He crowned himself king of a Michigan island, controlled every detail of his subjects' lives, and was shot by two of them — whose acquittal was his last dying wish.
James Strang was a lawyer and journalist who converted to Mormonism shortly before Joseph Smith's 1844 assassination. When Smith died, Strang produced a letter — almost certainly forged — claiming Smith had anointed him as successor. Most of the church followed Brigham Young to Utah, but Strang gathered his own followers and led them to a remote island in Lake Michigan.
Beaver Island in northern Lake Michigan became Strang's kingdom. He drove off the Irish fishermen already living there, established a theocratic government, and in 1850 was literally crowned king in a ceremony complete with a tin crown and robe. His subjects genuinely called him 'King Strang.' He also won election to the Michigan state legislature — the only monarch ever to serve in an American state government.
Strang ruled Beaver Island with increasing authoritarianism. He issued detailed edicts on every aspect of island life — including requiring all women to abandon dresses in favor of bloomers, a reform he claimed was both practical and moral. The bloomers decree, enforced with public floggings, proved to be his undoing.
Two of Strang's followers, Thomas Bedford and Alexander Wentworth, had both been publicly flogged for minor violations — Bedford for allowing his wife to wear short dresses.
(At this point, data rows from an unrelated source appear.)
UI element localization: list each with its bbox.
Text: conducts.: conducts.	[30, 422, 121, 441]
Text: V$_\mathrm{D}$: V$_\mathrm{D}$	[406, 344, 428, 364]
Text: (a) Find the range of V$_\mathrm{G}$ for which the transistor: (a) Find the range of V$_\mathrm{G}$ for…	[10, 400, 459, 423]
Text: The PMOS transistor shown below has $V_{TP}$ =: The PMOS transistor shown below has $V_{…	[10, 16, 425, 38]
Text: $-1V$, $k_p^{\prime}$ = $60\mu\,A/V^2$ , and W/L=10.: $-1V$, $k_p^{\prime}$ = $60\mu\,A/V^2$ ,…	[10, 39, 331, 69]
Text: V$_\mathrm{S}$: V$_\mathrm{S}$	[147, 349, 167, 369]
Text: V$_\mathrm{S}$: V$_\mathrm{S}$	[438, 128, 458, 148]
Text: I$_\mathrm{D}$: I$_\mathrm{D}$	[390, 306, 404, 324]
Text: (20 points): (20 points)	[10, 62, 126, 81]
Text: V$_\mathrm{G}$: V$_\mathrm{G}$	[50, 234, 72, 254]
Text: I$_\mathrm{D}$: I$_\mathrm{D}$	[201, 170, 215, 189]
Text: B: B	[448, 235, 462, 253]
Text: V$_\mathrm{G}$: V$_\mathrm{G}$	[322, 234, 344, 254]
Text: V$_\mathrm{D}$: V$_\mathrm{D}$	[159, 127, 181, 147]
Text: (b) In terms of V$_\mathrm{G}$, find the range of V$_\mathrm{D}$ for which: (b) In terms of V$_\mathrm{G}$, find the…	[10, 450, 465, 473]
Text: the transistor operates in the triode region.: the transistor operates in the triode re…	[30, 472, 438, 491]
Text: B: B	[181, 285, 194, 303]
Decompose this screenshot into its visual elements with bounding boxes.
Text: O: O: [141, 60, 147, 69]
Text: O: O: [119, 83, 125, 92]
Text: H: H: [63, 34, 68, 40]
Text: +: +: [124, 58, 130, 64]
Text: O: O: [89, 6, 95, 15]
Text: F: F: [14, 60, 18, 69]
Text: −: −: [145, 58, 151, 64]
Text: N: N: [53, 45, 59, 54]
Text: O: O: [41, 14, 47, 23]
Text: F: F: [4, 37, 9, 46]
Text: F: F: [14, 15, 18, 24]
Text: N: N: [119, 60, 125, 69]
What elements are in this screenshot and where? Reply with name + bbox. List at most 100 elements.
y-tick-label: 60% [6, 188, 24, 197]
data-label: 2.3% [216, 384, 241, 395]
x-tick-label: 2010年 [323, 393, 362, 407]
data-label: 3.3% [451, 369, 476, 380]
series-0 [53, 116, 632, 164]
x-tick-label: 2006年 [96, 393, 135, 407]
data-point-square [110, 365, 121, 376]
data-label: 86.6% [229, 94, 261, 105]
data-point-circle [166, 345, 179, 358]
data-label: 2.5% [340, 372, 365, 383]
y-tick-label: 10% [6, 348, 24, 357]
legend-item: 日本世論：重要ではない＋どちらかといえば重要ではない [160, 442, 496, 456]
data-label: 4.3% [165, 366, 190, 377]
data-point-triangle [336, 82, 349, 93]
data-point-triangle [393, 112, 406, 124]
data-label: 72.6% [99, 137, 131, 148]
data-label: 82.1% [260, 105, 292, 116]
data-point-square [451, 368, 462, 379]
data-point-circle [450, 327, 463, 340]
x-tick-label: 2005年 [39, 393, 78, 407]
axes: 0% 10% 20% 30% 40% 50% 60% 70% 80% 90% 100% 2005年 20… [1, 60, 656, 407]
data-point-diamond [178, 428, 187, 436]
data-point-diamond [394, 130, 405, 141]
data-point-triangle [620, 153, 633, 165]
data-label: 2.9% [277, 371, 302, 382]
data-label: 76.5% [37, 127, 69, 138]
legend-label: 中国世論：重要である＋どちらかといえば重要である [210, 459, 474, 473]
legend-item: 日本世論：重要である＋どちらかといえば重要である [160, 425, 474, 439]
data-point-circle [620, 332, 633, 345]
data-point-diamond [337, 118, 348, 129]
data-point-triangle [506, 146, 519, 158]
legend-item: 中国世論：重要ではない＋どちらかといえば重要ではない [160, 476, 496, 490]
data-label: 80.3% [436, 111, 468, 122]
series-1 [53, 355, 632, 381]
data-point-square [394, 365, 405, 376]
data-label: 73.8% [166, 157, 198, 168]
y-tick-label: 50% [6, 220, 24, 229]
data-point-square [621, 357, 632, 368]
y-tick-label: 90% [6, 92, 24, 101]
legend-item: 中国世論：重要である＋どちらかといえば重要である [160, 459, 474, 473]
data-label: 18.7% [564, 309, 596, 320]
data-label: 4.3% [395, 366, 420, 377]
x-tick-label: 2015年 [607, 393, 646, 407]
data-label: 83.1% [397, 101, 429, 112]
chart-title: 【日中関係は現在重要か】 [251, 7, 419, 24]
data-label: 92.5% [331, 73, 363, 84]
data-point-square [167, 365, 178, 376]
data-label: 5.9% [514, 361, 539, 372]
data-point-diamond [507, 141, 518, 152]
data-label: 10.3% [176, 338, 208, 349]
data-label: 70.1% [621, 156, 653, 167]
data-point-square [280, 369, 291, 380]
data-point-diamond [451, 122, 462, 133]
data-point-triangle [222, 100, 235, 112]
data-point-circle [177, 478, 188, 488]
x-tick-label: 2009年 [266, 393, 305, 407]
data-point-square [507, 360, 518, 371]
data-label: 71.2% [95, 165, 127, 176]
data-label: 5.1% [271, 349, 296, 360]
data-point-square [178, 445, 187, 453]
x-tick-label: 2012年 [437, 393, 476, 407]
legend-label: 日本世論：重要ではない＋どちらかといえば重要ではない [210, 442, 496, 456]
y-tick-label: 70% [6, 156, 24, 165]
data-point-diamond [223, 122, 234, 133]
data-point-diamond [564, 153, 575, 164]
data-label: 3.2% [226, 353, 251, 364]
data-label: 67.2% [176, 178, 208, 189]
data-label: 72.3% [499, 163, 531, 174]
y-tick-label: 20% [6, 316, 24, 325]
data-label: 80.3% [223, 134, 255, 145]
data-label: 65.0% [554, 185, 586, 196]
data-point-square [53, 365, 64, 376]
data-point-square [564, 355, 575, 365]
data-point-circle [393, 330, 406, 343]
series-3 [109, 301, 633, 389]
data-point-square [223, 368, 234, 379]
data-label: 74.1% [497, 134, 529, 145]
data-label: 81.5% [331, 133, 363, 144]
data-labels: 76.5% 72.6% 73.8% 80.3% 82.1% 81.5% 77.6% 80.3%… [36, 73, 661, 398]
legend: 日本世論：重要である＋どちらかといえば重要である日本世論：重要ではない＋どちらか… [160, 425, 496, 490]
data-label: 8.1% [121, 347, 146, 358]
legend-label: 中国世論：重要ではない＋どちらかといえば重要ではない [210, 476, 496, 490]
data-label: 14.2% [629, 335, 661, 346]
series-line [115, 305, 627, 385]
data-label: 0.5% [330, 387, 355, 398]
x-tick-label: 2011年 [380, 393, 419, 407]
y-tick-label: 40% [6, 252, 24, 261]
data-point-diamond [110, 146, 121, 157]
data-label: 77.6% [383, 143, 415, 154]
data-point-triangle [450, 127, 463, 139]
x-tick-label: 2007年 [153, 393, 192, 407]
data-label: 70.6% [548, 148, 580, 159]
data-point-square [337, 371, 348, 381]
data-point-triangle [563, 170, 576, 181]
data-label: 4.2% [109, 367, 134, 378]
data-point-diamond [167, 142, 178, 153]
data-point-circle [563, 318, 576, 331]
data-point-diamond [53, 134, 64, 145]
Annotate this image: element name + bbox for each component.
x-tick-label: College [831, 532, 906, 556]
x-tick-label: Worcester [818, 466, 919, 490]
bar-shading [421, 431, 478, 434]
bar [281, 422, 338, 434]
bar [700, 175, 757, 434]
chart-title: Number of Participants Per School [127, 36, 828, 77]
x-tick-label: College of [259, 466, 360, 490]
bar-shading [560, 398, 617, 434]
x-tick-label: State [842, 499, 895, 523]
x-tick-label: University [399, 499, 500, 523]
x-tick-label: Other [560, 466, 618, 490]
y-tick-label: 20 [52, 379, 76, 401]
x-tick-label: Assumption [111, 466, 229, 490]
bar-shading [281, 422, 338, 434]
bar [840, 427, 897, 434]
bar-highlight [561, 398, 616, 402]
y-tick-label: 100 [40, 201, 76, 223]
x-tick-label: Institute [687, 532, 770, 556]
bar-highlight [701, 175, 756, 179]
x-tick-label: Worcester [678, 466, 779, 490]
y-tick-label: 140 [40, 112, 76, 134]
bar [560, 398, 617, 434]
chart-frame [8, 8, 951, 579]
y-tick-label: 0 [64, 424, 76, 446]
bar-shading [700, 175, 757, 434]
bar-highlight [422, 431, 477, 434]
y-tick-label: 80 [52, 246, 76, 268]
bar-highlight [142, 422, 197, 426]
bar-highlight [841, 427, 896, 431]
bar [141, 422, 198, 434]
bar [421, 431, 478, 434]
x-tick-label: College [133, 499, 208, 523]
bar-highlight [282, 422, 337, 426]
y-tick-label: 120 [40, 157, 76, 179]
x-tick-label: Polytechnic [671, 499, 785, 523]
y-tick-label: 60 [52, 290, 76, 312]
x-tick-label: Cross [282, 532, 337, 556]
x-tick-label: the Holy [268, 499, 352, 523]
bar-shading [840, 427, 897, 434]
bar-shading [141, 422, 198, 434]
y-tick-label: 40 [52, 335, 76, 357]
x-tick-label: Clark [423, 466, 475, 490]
In June 1856, the two men ambushed Strang on a dock and shot him twice in the head at point-blank range. The U.S. Navy happened to be in the harbor and witnesses watched from the deck of a warship.
Strang lingered for three weeks before dying. In his final days, he refused to name his attackers or authorize any punishment against them. Bedford and Wentworth were taken to Mackinac for trial — but without the king's testimony, the jury acquitted them in minutes. The killers were celebrated. Strang's followers were immediately expelled from the island by a mob.
Strang's church, the Strangite branch of the Latter Day Saint movement, still exists today — though it numbers only a few hundred members. His brief kingdom on Beaver Island left almost no physical trace, but his story remains one of the most bizarre episodes in American religious history: a self-crowned king, legislator, and dictator, all on a small island in Lake Michigan.